Tony Abbott is in open rebellion, parroting Bill Shorten’s attack lines. The feral chihuahuas at News Corp are yapping for blood. The obscurantist end of the neoliberal spectrum — the types who won’t ever accept that neoliberalism is now deeply toxic, because they’re paid not to accept it, like the editors of the Financial Review, and the corporate lobby group Institute of Public Affairs — are unhappy. Even Turnbull’s checklist of issues for the G20 summit — you need to pretend to have an agenda for what is a largely pointless talkfest — has been swamped by North Korea; you go to the trouble of briefing journalists on your agenda, they swallow your nonsense about encryption and write you up as tough on terrorism, and Kim Jong-un fires a missile that turns the whole event into a showdown about the Hermit Kingdom.

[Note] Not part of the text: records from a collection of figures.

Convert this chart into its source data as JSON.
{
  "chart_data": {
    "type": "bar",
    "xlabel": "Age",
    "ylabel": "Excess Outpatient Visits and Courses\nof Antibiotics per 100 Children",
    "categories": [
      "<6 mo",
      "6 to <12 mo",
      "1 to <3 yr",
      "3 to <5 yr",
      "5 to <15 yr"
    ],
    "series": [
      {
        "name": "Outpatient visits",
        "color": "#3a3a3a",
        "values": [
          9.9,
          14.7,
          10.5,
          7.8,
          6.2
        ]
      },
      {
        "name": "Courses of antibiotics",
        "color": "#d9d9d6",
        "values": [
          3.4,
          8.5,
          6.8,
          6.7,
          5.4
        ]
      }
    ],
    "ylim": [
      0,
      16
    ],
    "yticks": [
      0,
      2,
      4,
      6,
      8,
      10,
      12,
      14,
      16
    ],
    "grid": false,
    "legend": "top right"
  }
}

Barnaby Joyce is calling for sanctions against China (if you think that was an accident, who led the charge against restrictions on Chinese investment?) and Labor’s trying to take away Turnbull’s one-seat buffer in Parliament.

In truth, though, Turnbull is handling things about as well as could be expected. The refusal to say Abbott’s name during the week was silly. But his senior ministers are firing back at Abbott, pointing out he’s helping Shorten. They can’t control Abbott, as Turnbull loyalist Arthur Sinodinos noted. But they can return fire at this self-indulgent hypocrite whose thirst for revenge isn’t merely helping Labor, but disrupting the government’s capacity to govern effectively. Turnbull’s shift to the ideological centre gives him a fighting chance to restore his fortunes with the electorate, however much it looks as though they’ve stopped listening to him. And he’s proven he can secure the passage of legislation through the Animal Kingdom of the Senate.

[Abbott is Bill Shorten’s new best headkicker]

Turnbull would love to be John Howard — political master of all he surveyed for the middle period of his prime ministership, unchallenged within his own party and dominating Labor. Instead, he can only look forward to being Julia Gillard. Sounds like a rotten fate — but then Gillard defied the parliamentary odds, constant smearing by the media and relentless treachery from her predecessor, to achieve a strong program of legislation and an excellent economic record: substantial cuts to spending, landing a mining boom without an outbreak of inflation, and coping with the effects of a dollar well above parity. She made dud calls along the way, but concentrated on what she could control, from a position worse than Turnbull’s. Sure, Labor eventually succumbed to Rudd’s malignant egotism, but if Gillard could deliver for three years then Turnbull surely can.

As prime minister you only get to play the hand you’re dealt. Howard got lucky and presided over a revenue boom. Since then, prime ministers have had to cope with much more difficult economic challenges than working out ways to fritter away budget surpluses. Rudd had the global financial crisis. Gillard had a mining boom that threatened to tip the whole economy over. Abbott had very weak growth that needed fiscal stimulus. Turnbull faces a slow fiscal recovery, stagnant wages, a tentative economy and an electorate that is sick of, indeed angry about, free markets, looking after corporations and small government. His job is to make the least worst of a bad situation. It’s unglamorous stuff, but so far he’s managing.